FIG. 2 is a block diagram illustrating an example system for performing interlaced-to-progressive scan conversion. FIG. 6 is a block diagram illustrating another exemplary system for performing interlaced-to-progressive scan conversion. FIG. 6 is a conceptual diagram showing a difference between a normal vertical synchronization signal and a vertical synchronization signal modulated according to the present invention.

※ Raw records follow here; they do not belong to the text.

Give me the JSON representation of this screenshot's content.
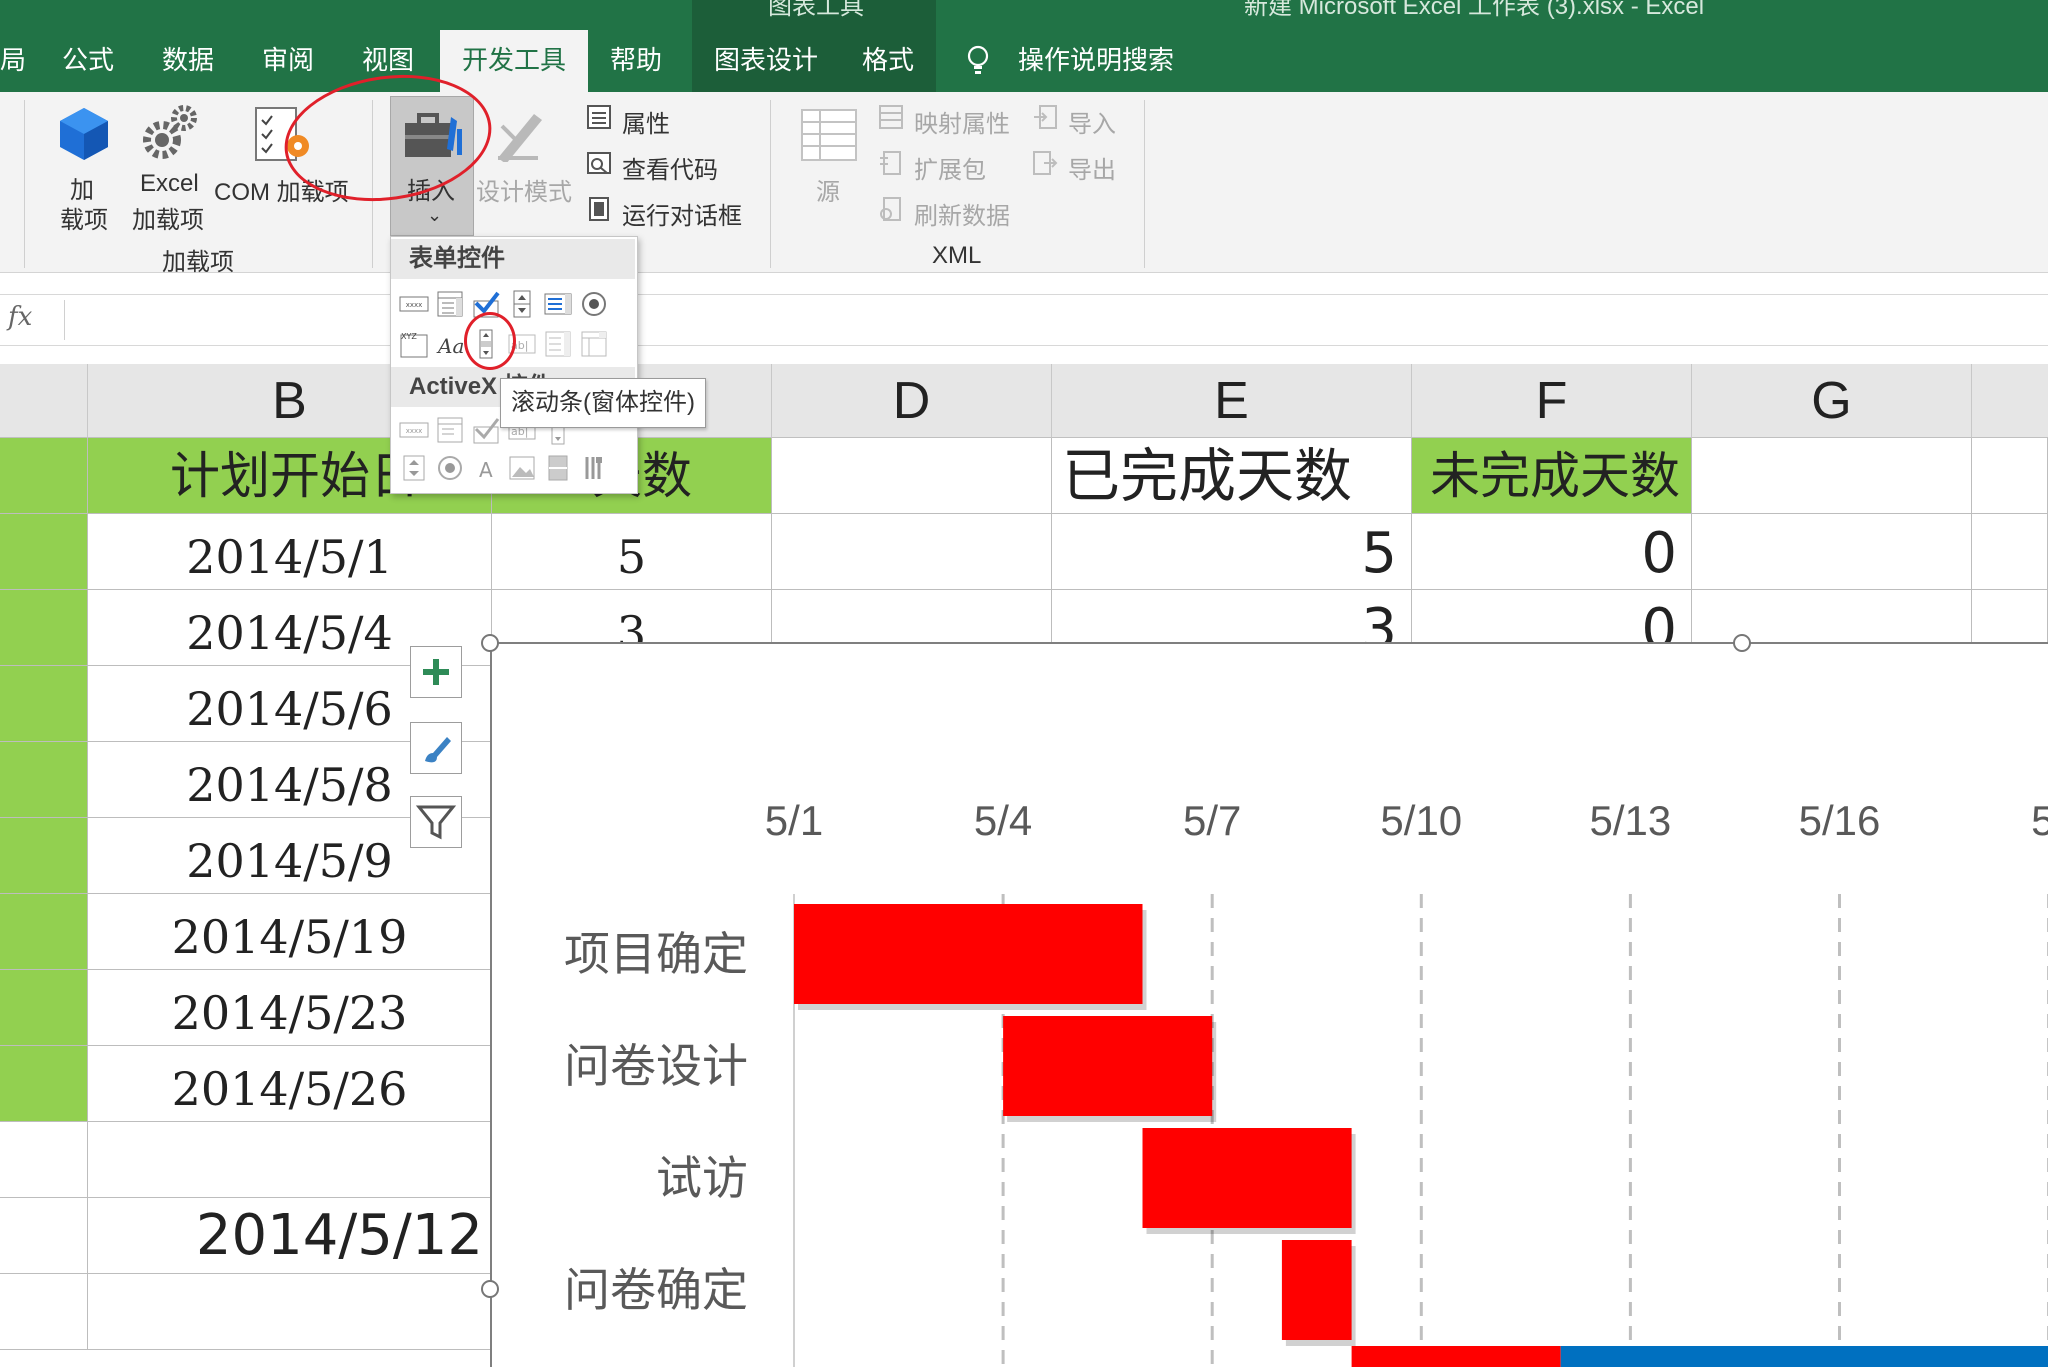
{
  "window": {
    "title_fragment": "新建 Microsoft Excel 工作表 (3).xlsx  -  Excel",
    "context_fragment": "图表工具"
  },
  "tabs": [
    {
      "label": "局",
      "active": false
    },
    {
      "label": "公式",
      "active": false
    },
    {
      "label": "数据",
      "active": false
    },
    {
      "label": "审阅",
      "active": false
    },
    {
      "label": "视图",
      "active": false
    },
    {
      "label": "开发工具",
      "active": true
    },
    {
      "label": "帮助",
      "active": false
    },
    {
      "label": "图表设计",
      "active": false
    },
    {
      "label": "格式",
      "active": false
    }
  ],
  "tell_me": "操作说明搜索",
  "ribbon": {
    "addins_group": {
      "label": "加载项",
      "addins_btn": [
        "加",
        "载项"
      ],
      "excel_addins_btn": [
        "Excel",
        "加载项"
      ],
      "com_addins_btn": "COM 加载项"
    },
    "controls": {
      "insert_btn": "插入",
      "design_mode_btn": "设计模式",
      "properties": "属性",
      "view_code": "查看代码",
      "run_dialog": "运行对话框"
    },
    "xml_group": {
      "label": "XML",
      "source": "源",
      "map_properties": "映射属性",
      "expansion_packs": "扩展包",
      "refresh_data": "刷新数据",
      "import": "导入",
      "export": "导出"
    }
  },
  "formula_bar": {
    "fx": "fx",
    "value": ""
  },
  "columns": [
    "B",
    "D",
    "E",
    "F",
    "G"
  ],
  "sheet": {
    "headers": {
      "b": "计划开始日",
      "c": "天数",
      "e": "已完成天数",
      "f": "未完成天数"
    },
    "rows": [
      {
        "b": "2014/5/1",
        "c": "5",
        "e": "5",
        "f": "0"
      },
      {
        "b": "2014/5/4",
        "c": "3",
        "e": "3",
        "f": "0"
      },
      {
        "b": "2014/5/6"
      },
      {
        "b": "2014/5/8"
      },
      {
        "b": "2014/5/9"
      },
      {
        "b": "2014/5/19"
      },
      {
        "b": "2014/5/23"
      },
      {
        "b": "2014/5/26"
      }
    ],
    "today_value": "2014/5/12"
  },
  "insert_dropdown": {
    "form_controls_label": "表单控件",
    "activex_label": "ActiveX 控件",
    "tooltip": "滚动条(窗体控件)"
  },
  "chart_data": {
    "type": "bar",
    "orientation": "horizontal-gantt",
    "x_tick_labels": [
      "5/1",
      "5/4",
      "5/7",
      "5/10",
      "5/13",
      "5/16",
      "5/"
    ],
    "x_ticks": [
      "2014-05-01",
      "2014-05-04",
      "2014-05-07",
      "2014-05-10",
      "2014-05-13",
      "2014-05-16",
      "2014-05-19"
    ],
    "xlim": [
      "2014-05-01",
      "2014-05-19"
    ],
    "categories": [
      "项目确定",
      "问卷设计",
      "试访",
      "问卷确定"
    ],
    "series": [
      {
        "color": "#ff0000",
        "bars": [
          {
            "category": "项目确定",
            "start": "2014-05-01",
            "end": "2014-05-06"
          },
          {
            "category": "问卷设计",
            "start": "2014-05-04",
            "end": "2014-05-07"
          },
          {
            "category": "试访",
            "start": "2014-05-06",
            "end": "2014-05-09"
          },
          {
            "category": "问卷确定",
            "start": "2014-05-08",
            "end": "2014-05-09"
          }
        ]
      }
    ],
    "partial_bars": [
      {
        "color": "#ff0000",
        "start": "2014-05-09",
        "end": "2014-05-12"
      },
      {
        "color": "#0070c0",
        "start": "2014-05-12",
        "end": "2014-05-19"
      }
    ],
    "grid": "dashed-vertical"
  },
  "colors": {
    "excel_green": "#217346",
    "header_green": "#92d050",
    "bar_red": "#ff0000",
    "bar_blue": "#0070c0",
    "annotation_red": "#e0202a"
  }
}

FIG. 6 is a conceptual diagram illustrating the difference between a normal vertical synchronization signal and a vertical synchronization signal modulated according to another aspect of the present invention. 6 is a flowchart illustrating an exemplary method for transferring information used in converting interlaced video to progressive video. 6 is a flowchart illustrating another exemplary method for transferring information used in converting interlaced video to progressive video.

Claims (24)

A method of converting interlaced video to progressive video,
Receiving a video signal representing at least one picture;
Determining whether the at least one picture is progressive;
Selectively changing the vertical synchronization signal to identify whether the previously sent field and the immediately following field are from the same progressive picture in response to the determination of the progressive picture;
A method comprising the steps of: Further comprising selectively changing the vertical synchronization signal to identify whether the previously transmitted field and the immediately following field are from the same progressive picture.

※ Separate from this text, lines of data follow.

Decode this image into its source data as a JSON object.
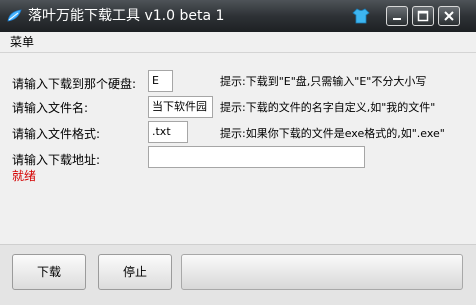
{
  "window": {
    "title": "落叶万能下载工具 v1.0 beta 1"
  },
  "icons": {
    "app": "leaf-app-icon",
    "skin": "shirt-icon",
    "minimize": "minimize-icon",
    "maximize": "maximize-icon",
    "close": "close-icon"
  },
  "menu": {
    "label": "菜单"
  },
  "form": {
    "disk_label": "请输入下载到那个硬盘:",
    "disk_value": "E",
    "disk_hint": "提示:下载到\"E\"盘,只需输入\"E\"不分大小写",
    "filename_label": "请输入文件名:",
    "filename_value": "当下软件园",
    "filename_hint": "提示:下载的文件的名字自定义,如\"我的文件\"",
    "format_label": "请输入文件格式:",
    "format_value": ".txt",
    "format_hint": "提示:如果你下载的文件是exe格式的,如\".exe\"",
    "url_label": "请输入下载地址:",
    "url_value": ""
  },
  "status": {
    "text": "就绪",
    "color": "#d40000"
  },
  "actions": {
    "download_label": "下载",
    "stop_label": "停止"
  },
  "progress": {
    "value": 0
  }
}
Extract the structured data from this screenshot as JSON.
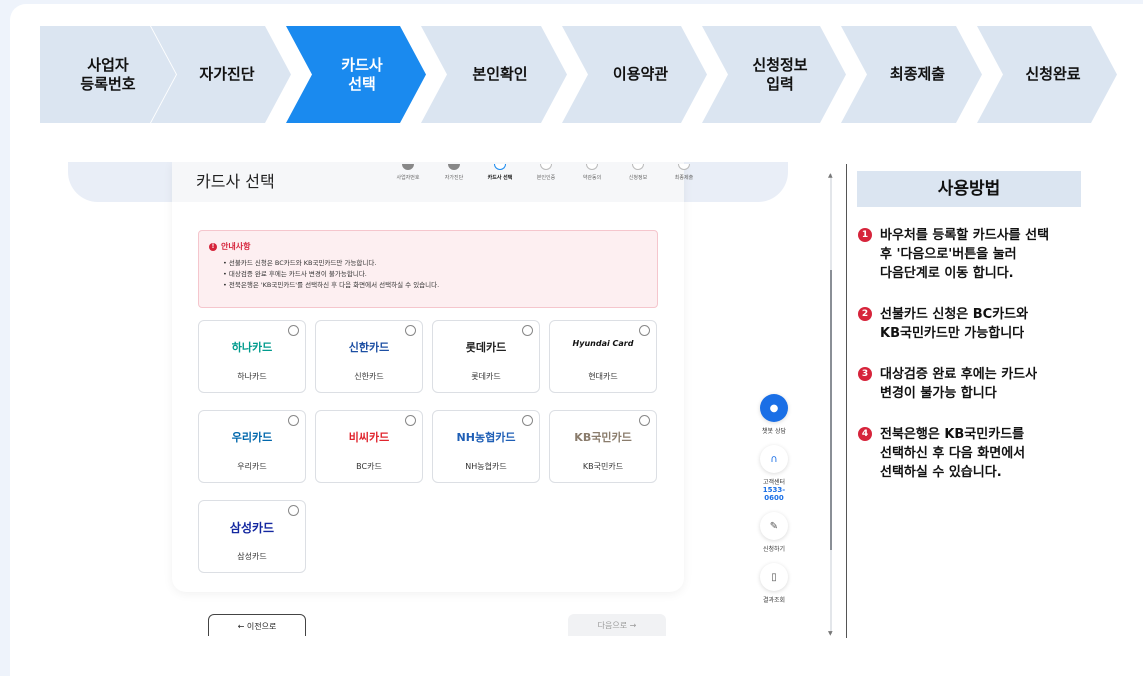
{
  "stepper": [
    {
      "label": "사업자\n등록번호",
      "active": false
    },
    {
      "label": "자가진단",
      "active": false
    },
    {
      "label": "카드사\n선택",
      "active": true
    },
    {
      "label": "본인확인",
      "active": false
    },
    {
      "label": "이용약관",
      "active": false
    },
    {
      "label": "신청정보\n입력",
      "active": false
    },
    {
      "label": "최종제출",
      "active": false
    },
    {
      "label": "신청완료",
      "active": false
    }
  ],
  "panel": {
    "title": "카드사 선택",
    "mini_steps": [
      {
        "num": "",
        "label": "사업자번호"
      },
      {
        "num": "",
        "label": "자가진단"
      },
      {
        "num": "3",
        "label": "카드사 선택"
      },
      {
        "num": "4",
        "label": "본인인증"
      },
      {
        "num": "5",
        "label": "약관동의"
      },
      {
        "num": "6",
        "label": "신청정보"
      },
      {
        "num": "7",
        "label": "최종제출"
      }
    ]
  },
  "notice": {
    "title": "안내사항",
    "lines": [
      "• 선불카드 신청은 BC카드와 KB국민카드만 가능합니다.",
      "• 대상검증 완료 후에는 카드사 변경이 불가능합니다.",
      "• 전북은행은 'KB국민카드'를 선택하신 후 다음 화면에서 선택하실 수 있습니다."
    ]
  },
  "cards": [
    {
      "logo": "하나카드",
      "name": "하나카드",
      "color": "#009b8d"
    },
    {
      "logo": "신한카드",
      "name": "신한카드",
      "color": "#1d4fa3"
    },
    {
      "logo": "롯데카드",
      "name": "롯데카드",
      "color": "#222222"
    },
    {
      "logo": "Hyundai Card",
      "name": "현대카드",
      "color": "#111111"
    },
    {
      "logo": "우리카드",
      "name": "우리카드",
      "color": "#0067ac"
    },
    {
      "logo": "비씨카드",
      "name": "BC카드",
      "color": "#e0242d"
    },
    {
      "logo": "NH농협카드",
      "name": "NH농협카드",
      "color": "#1f5fb6"
    },
    {
      "logo": "KB국민카드",
      "name": "KB국민카드",
      "color": "#8a7c6c"
    },
    {
      "logo": "삼성카드",
      "name": "삼성카드",
      "color": "#1428a0"
    }
  ],
  "buttons": {
    "prev": "← 이전으로",
    "next": "다음으로 →"
  },
  "float_menu": {
    "chat": "챗봇 상담",
    "center": "고객센터",
    "phone": "1533-0600",
    "apply": "신청하기",
    "result": "결과조회"
  },
  "howto": {
    "title": "사용방법",
    "items": [
      {
        "num": "1",
        "text": "바우처를 등록할 카드사를 선택\n후 '다음으로'버튼을 눌러\n다음단계로 이동 합니다."
      },
      {
        "num": "2",
        "text": "선불카드 신청은 BC카드와\nKB국민카드만 가능합니다"
      },
      {
        "num": "3",
        "text": "대상검증 완료 후에는 카드사\n변경이 불가능 합니다"
      },
      {
        "num": "4",
        "text": "전북은행은 KB국민카드를\n선택하신 후 다음 화면에서\n선택하실 수 있습니다."
      }
    ]
  },
  "colors": {
    "accent": "#1a8aef",
    "step_bg": "#dbe5f1",
    "alert": "#d6243b"
  }
}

The method of claim 1 wherein: Further comprising determining a first field of the progressive picture;
The method of claim 1 wherein: The step of selectively changing includes:
Modifying the vertical synchronization signal to identify a first field of a progressive picture, a field of a progressive picture that is not the first field, or a field of a non-progressive picture;
The method of claim 3. Converting the video signal to an interlaced video signal having the modified vertical synchronization signal;
The method of claim 1 wherein: Further comprising converting the interlaced video signal having the modified vertical synchronization signal into a progressive video signal by applying a field merge process or a motion adaptation process according to the modified vertical synchronization signal.

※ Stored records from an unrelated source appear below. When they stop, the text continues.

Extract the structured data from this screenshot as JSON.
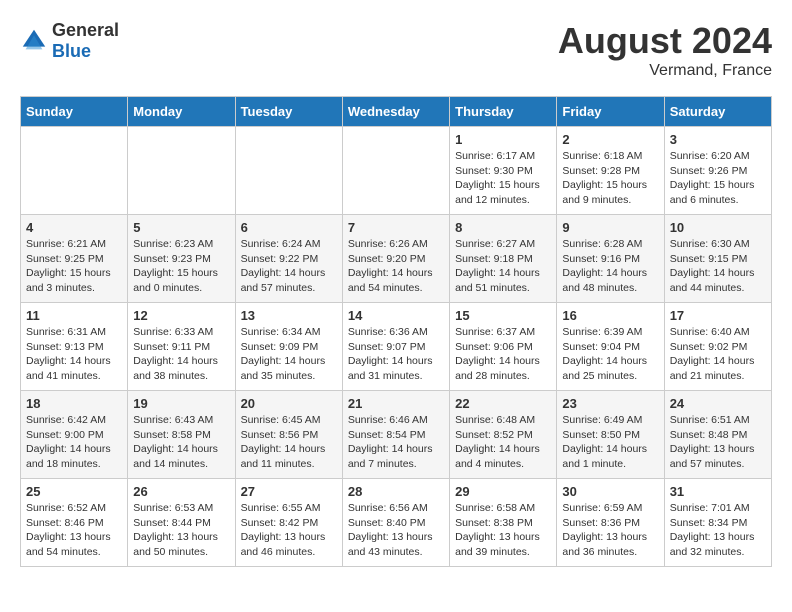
{
  "header": {
    "logo": {
      "general": "General",
      "blue": "Blue"
    },
    "title": "August 2024",
    "subtitle": "Vermand, France"
  },
  "days_of_week": [
    "Sunday",
    "Monday",
    "Tuesday",
    "Wednesday",
    "Thursday",
    "Friday",
    "Saturday"
  ],
  "weeks": [
    [
      {
        "day": "",
        "info": ""
      },
      {
        "day": "",
        "info": ""
      },
      {
        "day": "",
        "info": ""
      },
      {
        "day": "",
        "info": ""
      },
      {
        "day": "1",
        "info": "Sunrise: 6:17 AM\nSunset: 9:30 PM\nDaylight: 15 hours\nand 12 minutes."
      },
      {
        "day": "2",
        "info": "Sunrise: 6:18 AM\nSunset: 9:28 PM\nDaylight: 15 hours\nand 9 minutes."
      },
      {
        "day": "3",
        "info": "Sunrise: 6:20 AM\nSunset: 9:26 PM\nDaylight: 15 hours\nand 6 minutes."
      }
    ],
    [
      {
        "day": "4",
        "info": "Sunrise: 6:21 AM\nSunset: 9:25 PM\nDaylight: 15 hours\nand 3 minutes."
      },
      {
        "day": "5",
        "info": "Sunrise: 6:23 AM\nSunset: 9:23 PM\nDaylight: 15 hours\nand 0 minutes."
      },
      {
        "day": "6",
        "info": "Sunrise: 6:24 AM\nSunset: 9:22 PM\nDaylight: 14 hours\nand 57 minutes."
      },
      {
        "day": "7",
        "info": "Sunrise: 6:26 AM\nSunset: 9:20 PM\nDaylight: 14 hours\nand 54 minutes."
      },
      {
        "day": "8",
        "info": "Sunrise: 6:27 AM\nSunset: 9:18 PM\nDaylight: 14 hours\nand 51 minutes."
      },
      {
        "day": "9",
        "info": "Sunrise: 6:28 AM\nSunset: 9:16 PM\nDaylight: 14 hours\nand 48 minutes."
      },
      {
        "day": "10",
        "info": "Sunrise: 6:30 AM\nSunset: 9:15 PM\nDaylight: 14 hours\nand 44 minutes."
      }
    ],
    [
      {
        "day": "11",
        "info": "Sunrise: 6:31 AM\nSunset: 9:13 PM\nDaylight: 14 hours\nand 41 minutes."
      },
      {
        "day": "12",
        "info": "Sunrise: 6:33 AM\nSunset: 9:11 PM\nDaylight: 14 hours\nand 38 minutes."
      },
      {
        "day": "13",
        "info": "Sunrise: 6:34 AM\nSunset: 9:09 PM\nDaylight: 14 hours\nand 35 minutes."
      },
      {
        "day": "14",
        "info": "Sunrise: 6:36 AM\nSunset: 9:07 PM\nDaylight: 14 hours\nand 31 minutes."
      },
      {
        "day": "15",
        "info": "Sunrise: 6:37 AM\nSunset: 9:06 PM\nDaylight: 14 hours\nand 28 minutes."
      },
      {
        "day": "16",
        "info": "Sunrise: 6:39 AM\nSunset: 9:04 PM\nDaylight: 14 hours\nand 25 minutes."
      },
      {
        "day": "17",
        "info": "Sunrise: 6:40 AM\nSunset: 9:02 PM\nDaylight: 14 hours\nand 21 minutes."
      }
    ],
    [
      {
        "day": "18",
        "info": "Sunrise: 6:42 AM\nSunset: 9:00 PM\nDaylight: 14 hours\nand 18 minutes."
      },
      {
        "day": "19",
        "info": "Sunrise: 6:43 AM\nSunset: 8:58 PM\nDaylight: 14 hours\nand 14 minutes."
      },
      {
        "day": "20",
        "info": "Sunrise: 6:45 AM\nSunset: 8:56 PM\nDaylight: 14 hours\nand 11 minutes."
      },
      {
        "day": "21",
        "info": "Sunrise: 6:46 AM\nSunset: 8:54 PM\nDaylight: 14 hours\nand 7 minutes."
      },
      {
        "day": "22",
        "info": "Sunrise: 6:48 AM\nSunset: 8:52 PM\nDaylight: 14 hours\nand 4 minutes."
      },
      {
        "day": "23",
        "info": "Sunrise: 6:49 AM\nSunset: 8:50 PM\nDaylight: 14 hours\nand 1 minute."
      },
      {
        "day": "24",
        "info": "Sunrise: 6:51 AM\nSunset: 8:48 PM\nDaylight: 13 hours\nand 57 minutes."
      }
    ],
    [
      {
        "day": "25",
        "info": "Sunrise: 6:52 AM\nSunset: 8:46 PM\nDaylight: 13 hours\nand 54 minutes."
      },
      {
        "day": "26",
        "info": "Sunrise: 6:53 AM\nSunset: 8:44 PM\nDaylight: 13 hours\nand 50 minutes."
      },
      {
        "day": "27",
        "info": "Sunrise: 6:55 AM\nSunset: 8:42 PM\nDaylight: 13 hours\nand 46 minutes."
      },
      {
        "day": "28",
        "info": "Sunrise: 6:56 AM\nSunset: 8:40 PM\nDaylight: 13 hours\nand 43 minutes."
      },
      {
        "day": "29",
        "info": "Sunrise: 6:58 AM\nSunset: 8:38 PM\nDaylight: 13 hours\nand 39 minutes."
      },
      {
        "day": "30",
        "info": "Sunrise: 6:59 AM\nSunset: 8:36 PM\nDaylight: 13 hours\nand 36 minutes."
      },
      {
        "day": "31",
        "info": "Sunrise: 7:01 AM\nSunset: 8:34 PM\nDaylight: 13 hours\nand 32 minutes."
      }
    ]
  ]
}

6. The method of claim 5, wherein: Providing the progressive video signal to an LCOS (Liquid Crystal On Silicon) imaging device;
The method according to claim 6. The step of supplying the progressive video signal to a high-definition television receiver having an LCOS (Liquid Crystal On Silicon) imaging device;
The method according to claim 6. The vertical synchronization signal is a pulse signal, and the step of changing the vertical synchronization signal selectively includes the pulse width of the vertical synchronization signal to include at least one of two pulses having a unique pulse width. Comprising the step of modulating,
The method according to claim 2. The vertical synchronization signal is a pulse signal, and the step of changing the vertical synchronization signal selectively includes the pulse width of the vertical synchronization signal to include at least one of three pulses having a unique pulse width. Comprising the step of modulating,
The method of claim 4 wherein: The receiving step comprises receiving a video data stream representing the video signal.
The method of claim 1 wherein: The determining step comprises examining header information in the received video data stream.
12. The method of claim 11, wherein: The step of receiving comprises receiving a Moving Picture Experts Group (MPEG) video data stream.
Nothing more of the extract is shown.